Nicolau corresponde a este último tipo de políticos indestructibles en el orden moral, por ello jamás se dejó acobardar o corromper, terribles peligros que amenazan a todos los políticos, y que sólo una severa disciplina ética puede superar. Poseía además dos grandes virtudes: la rectitud y la tolerancia. La primera procedía de su fervor por la justicia, y la segunda de su emoción liberal. La justicia condiciona la tolerancia, y queremos recalcar esta afirmación, porque no faltan rufianes metidos a escribas, que creen que la tolerancia consiste en transigir con toda impudicia y lo que es más grave transgresión moral, inhibiéndose ante los desafueros delictivos o ante cualquier bellaquería en la conducta.
El inflexible espíritu de justicia que regía sus actitudes, se puso de manifiesto de modo concluyente en la rebelión catalana de octubre de 1934. Encarceladas y sometidas a proceso las autoridades de la Generalitat, Nicolau adoptó una posición de apoyo leal a los catalanes vencidos en aquel dramático episodio. Entonces Cambó con un encono y resentimiento reprobables, se extralimitó en sus rencores, llegando a pedir para Companys y sus compañeros de infortunio, las máximas sanciones.

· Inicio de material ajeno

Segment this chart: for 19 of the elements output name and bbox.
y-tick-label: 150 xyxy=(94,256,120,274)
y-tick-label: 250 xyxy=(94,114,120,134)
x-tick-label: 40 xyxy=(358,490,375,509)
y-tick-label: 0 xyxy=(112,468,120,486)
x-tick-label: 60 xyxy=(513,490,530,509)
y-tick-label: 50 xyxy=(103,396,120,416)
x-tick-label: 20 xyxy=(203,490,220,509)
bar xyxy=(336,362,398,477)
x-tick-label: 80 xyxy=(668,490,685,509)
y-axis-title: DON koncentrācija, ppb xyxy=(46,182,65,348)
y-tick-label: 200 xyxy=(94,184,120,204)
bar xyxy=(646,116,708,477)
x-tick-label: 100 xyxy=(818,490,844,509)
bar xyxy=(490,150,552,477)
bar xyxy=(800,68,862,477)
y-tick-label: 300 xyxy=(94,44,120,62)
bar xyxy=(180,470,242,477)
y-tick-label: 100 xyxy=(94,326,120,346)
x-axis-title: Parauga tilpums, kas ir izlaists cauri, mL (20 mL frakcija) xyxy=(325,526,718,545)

Nicolau que mantenía de antiguo relaciones cordiales con Cambó, entre otras cosas, por haber colaborado juntos en el enaltecimiento espiritual y político de Cataluña, especialmente en lo que a la cultura autóctona se refiere, rompió con toda energía toda clase de relaciones amistosas con el líder lliguista después de afearle su insólito comportamiento, y ya nada pudo volver a reconstruir una amistad que se desvaneció para siempre.
Otra de las grandes fuerzas de su ánimo tenían la base de su resistencia en la seriedad. Se manifestaba principalmente en su indiferencia al elogio y su espontáneo desprecio a la adulación. Ponderaba únicamente los conceptos laudatorios según la calidad moral de su circunstancial panegirista. Era por tanto, indiferente a toda alabanza que procediese de sujetos mal calificados, ya que en todo loador insolvente hay que ver siempre una intención inconfesable, que está certificando su inmoral origen. Quien no es capaz de valorar así los encomios que le prodigan, se convierte fácilmente en títere de aprovechados arlequines de la farsa social. De nada nos sirve el vocerío lagotero de estos tipejos, si la conciencia nos está acusando de modo inmutable a nuestro innoble comportamiento.
Hombre que no es vigoroso para despreciar la seducción del elogio, las iras de la envidia, las picardías del odio y los injustos agravios de los hombres, no es digno de ganarse el aprecio de las personas honorables. “En la vida importa la vida, -decía Goethe-, no su resultado”. No importa la incomprensión o el reconocimiento de los demás; uno es lo que es, al margen del incienso o del veneno de nuestros semejantes, y lo que importa es actuar encadenado a los imperativos que emanan de la pureza de la conciencia. Lo demás es hacer de la vida el simulacro espantoso de un buen vivir, y que se quedará siempre en expresión de una existencia horriblemente fraudulenta.
Por ello al terminar nuestros artículos dedicados a recordar y a honrar a Nicolau D’Olwer, sentimos una honda satisfacción. Ya muerto no puede devolvernos la reciprocidad de los elogios, pero en toda exaltación de un hombre justo y ejemplar, uno se siente íntimamente solidario de tan excelsas virtudes, y esta compensación es el más limpio y gozoso premio que puede recibir nuestro espíritu y el mayor aliento para perseverar en los ideales únicos de nuestra vida.